この本と出合ったのは、どこかの山小屋だったと記憶している。
もう七、八年は経つだろうか。元はといえばテレビの仕事で山登りを始めて、その魅力に取りつかれ出した時期だった。
圧倒的な熱量と、そこはかとなく漂う男のロマンに魅せられて、むさぼるように読んだ。
生来飽きやすい性格のわたしが、山にのめり込むことになったきっかけや理由、憧れ、目標、そういった全てのものがこの本に詰まっていた。
過去に傷を持つ深町は一体何を求めて彷徨(さまよ)っているのか、ビカール・サンとは何者なのか、誰が最初にエヴェレスト登頂に成功したのか!? 早くページをめくりたい! と思わせるひとつひとつの仕掛けもさることながら、主人公のひとり・羽生がとにかく格好いい。
敢(あ)えてひとりで山に立ち向かう羽生の孤高さや、極限状態に身を置いて自らを保つ強さを見せつけられ、わたしは羽生にすっかり惚れ込んでしまった。
全てを投げうち我が身ひとつで山と対峙することが、どれだけ孤独で尊いことか。有無を言わせぬ緊迫感に触れたら最後、次のページに何が書かれているのか気になって気になって仕方ない。ほかの何を差し置いてでも読み切りたいという気持ちになること間違いなし。

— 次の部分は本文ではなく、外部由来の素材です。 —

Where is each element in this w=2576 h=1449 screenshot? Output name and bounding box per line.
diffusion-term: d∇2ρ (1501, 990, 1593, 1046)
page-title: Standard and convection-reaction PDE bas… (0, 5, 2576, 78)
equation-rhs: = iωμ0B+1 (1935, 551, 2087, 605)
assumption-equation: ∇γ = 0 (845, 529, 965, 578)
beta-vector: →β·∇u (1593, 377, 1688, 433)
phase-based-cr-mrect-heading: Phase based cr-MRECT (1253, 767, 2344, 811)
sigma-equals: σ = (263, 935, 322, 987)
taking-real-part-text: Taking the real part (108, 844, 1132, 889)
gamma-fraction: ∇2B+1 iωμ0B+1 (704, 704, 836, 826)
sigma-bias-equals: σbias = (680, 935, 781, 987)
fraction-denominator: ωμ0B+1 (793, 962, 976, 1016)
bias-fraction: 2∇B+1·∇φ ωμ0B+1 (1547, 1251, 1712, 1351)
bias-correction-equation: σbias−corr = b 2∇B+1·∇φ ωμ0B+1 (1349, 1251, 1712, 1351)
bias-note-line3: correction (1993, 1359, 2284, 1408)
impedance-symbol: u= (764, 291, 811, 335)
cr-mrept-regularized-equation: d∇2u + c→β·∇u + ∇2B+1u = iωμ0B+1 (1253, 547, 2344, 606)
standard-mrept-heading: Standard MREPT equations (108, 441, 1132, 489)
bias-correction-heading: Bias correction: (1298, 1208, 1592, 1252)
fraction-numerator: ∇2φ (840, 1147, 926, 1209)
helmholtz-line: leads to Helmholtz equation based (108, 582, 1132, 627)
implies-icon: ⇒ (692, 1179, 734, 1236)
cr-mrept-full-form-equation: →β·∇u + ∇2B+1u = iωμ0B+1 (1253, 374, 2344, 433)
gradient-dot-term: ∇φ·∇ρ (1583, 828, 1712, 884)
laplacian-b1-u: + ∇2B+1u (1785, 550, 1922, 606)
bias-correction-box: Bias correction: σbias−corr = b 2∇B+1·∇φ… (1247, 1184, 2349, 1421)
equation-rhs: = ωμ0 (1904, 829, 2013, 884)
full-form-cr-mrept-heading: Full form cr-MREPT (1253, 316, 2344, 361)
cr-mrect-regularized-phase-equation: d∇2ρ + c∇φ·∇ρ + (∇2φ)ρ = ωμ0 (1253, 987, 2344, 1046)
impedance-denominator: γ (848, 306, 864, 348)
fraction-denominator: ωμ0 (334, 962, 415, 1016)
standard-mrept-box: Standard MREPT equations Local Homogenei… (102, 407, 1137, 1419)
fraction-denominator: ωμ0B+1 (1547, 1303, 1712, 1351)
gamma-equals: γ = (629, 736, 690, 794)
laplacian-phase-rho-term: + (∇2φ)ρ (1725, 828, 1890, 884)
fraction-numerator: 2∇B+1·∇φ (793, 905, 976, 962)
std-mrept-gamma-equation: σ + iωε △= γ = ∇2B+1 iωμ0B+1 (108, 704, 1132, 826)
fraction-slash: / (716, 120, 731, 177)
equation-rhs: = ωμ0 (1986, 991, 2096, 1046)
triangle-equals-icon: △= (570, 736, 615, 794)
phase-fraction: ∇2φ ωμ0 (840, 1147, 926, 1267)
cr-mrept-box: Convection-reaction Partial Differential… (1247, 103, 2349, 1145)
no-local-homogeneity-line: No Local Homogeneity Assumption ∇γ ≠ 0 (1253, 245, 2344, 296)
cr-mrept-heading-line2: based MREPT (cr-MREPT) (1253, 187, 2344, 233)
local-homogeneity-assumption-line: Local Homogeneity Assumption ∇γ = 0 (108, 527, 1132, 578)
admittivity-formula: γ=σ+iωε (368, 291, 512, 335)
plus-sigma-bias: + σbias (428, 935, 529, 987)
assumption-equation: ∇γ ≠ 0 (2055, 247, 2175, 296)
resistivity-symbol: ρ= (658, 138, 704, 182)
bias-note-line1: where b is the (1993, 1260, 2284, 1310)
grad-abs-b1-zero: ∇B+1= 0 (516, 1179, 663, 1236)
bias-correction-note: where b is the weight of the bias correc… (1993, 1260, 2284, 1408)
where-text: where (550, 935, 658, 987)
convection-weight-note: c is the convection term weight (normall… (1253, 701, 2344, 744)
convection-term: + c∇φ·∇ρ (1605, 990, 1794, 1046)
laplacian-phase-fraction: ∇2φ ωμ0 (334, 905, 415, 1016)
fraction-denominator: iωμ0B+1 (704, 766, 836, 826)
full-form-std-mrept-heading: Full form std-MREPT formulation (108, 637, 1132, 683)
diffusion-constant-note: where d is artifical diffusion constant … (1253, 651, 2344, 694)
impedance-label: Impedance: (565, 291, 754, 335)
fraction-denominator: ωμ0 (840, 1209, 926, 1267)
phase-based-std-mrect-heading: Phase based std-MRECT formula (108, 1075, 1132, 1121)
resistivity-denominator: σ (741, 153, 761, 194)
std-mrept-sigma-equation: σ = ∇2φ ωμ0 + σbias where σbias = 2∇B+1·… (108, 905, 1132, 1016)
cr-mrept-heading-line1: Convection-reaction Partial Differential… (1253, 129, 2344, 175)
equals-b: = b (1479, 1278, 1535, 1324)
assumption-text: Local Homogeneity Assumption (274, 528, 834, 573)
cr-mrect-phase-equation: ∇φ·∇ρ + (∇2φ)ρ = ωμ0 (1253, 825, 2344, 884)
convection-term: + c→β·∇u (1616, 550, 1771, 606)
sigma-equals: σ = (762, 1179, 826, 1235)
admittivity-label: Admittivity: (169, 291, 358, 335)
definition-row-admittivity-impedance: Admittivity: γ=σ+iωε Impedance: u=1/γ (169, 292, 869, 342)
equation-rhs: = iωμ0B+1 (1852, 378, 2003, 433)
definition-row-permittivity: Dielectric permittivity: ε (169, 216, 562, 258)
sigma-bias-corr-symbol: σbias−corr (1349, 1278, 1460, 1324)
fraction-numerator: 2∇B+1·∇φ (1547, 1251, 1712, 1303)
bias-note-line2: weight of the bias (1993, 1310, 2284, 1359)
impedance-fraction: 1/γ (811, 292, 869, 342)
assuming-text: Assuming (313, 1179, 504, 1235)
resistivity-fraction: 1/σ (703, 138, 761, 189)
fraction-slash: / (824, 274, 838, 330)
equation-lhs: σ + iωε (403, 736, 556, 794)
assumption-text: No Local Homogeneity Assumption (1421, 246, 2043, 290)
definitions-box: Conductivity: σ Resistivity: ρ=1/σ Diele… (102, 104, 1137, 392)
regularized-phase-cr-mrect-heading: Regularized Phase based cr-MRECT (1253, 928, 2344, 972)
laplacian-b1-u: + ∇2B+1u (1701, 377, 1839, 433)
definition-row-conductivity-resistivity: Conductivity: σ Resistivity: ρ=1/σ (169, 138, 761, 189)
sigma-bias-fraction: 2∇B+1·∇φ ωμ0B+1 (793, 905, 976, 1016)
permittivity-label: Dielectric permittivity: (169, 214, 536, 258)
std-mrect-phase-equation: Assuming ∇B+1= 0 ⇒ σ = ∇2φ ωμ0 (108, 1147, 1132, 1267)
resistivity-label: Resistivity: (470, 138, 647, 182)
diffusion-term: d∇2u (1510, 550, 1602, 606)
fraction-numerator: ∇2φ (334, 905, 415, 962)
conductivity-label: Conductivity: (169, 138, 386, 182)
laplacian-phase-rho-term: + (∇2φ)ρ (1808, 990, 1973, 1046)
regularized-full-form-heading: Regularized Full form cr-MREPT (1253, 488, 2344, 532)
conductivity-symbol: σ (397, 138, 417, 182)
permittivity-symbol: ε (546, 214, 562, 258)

燃えるものが欲しい、生き甲斐が欲しい、というひとにはうってつけの一冊。スリルやドキドキを味わいたいひとにもお薦め。あぁ、あのラストのカタルシスを語り合いたい!
余談だが初めての雪山登山で雪・自然の厳しさを体験したことがあった。
群馬県に位置する武尊山(ほたかやま)、標高約二千百メートル級の山でのこと。登っている最中に突如吹雪き始め、稜線にテントが張れず急遽、斜面に小さな穴を掘ってビバークすることになった。ガイドさんからは「朝、入り口が塞がっていたら自力で中からでてきてくださいね」。
穴の入り口に張ったシートに吹き付ける雪の音とだんだん埋もれてゆく恐怖でほとんど一睡もできない。雪洞ビバーク初体験だった僕にとって、あれは貴重な経験だった。
プライベートも仕事も合わせると月に一度は山に登っているので、最近よく「エヴェレストに登りたい?」と聞かれる。答えはYesでありNo。山男の端くれとして、憧れはあるけれど、厳しさを知ってしまったからこそ軽々しく「登る」とは言えない。
今はまだベースキャンプからエヴェレストを見てみたい、が本音。本書の主人公、羽生の域に踏み込むのは恐れ多く、道はまだ遠い。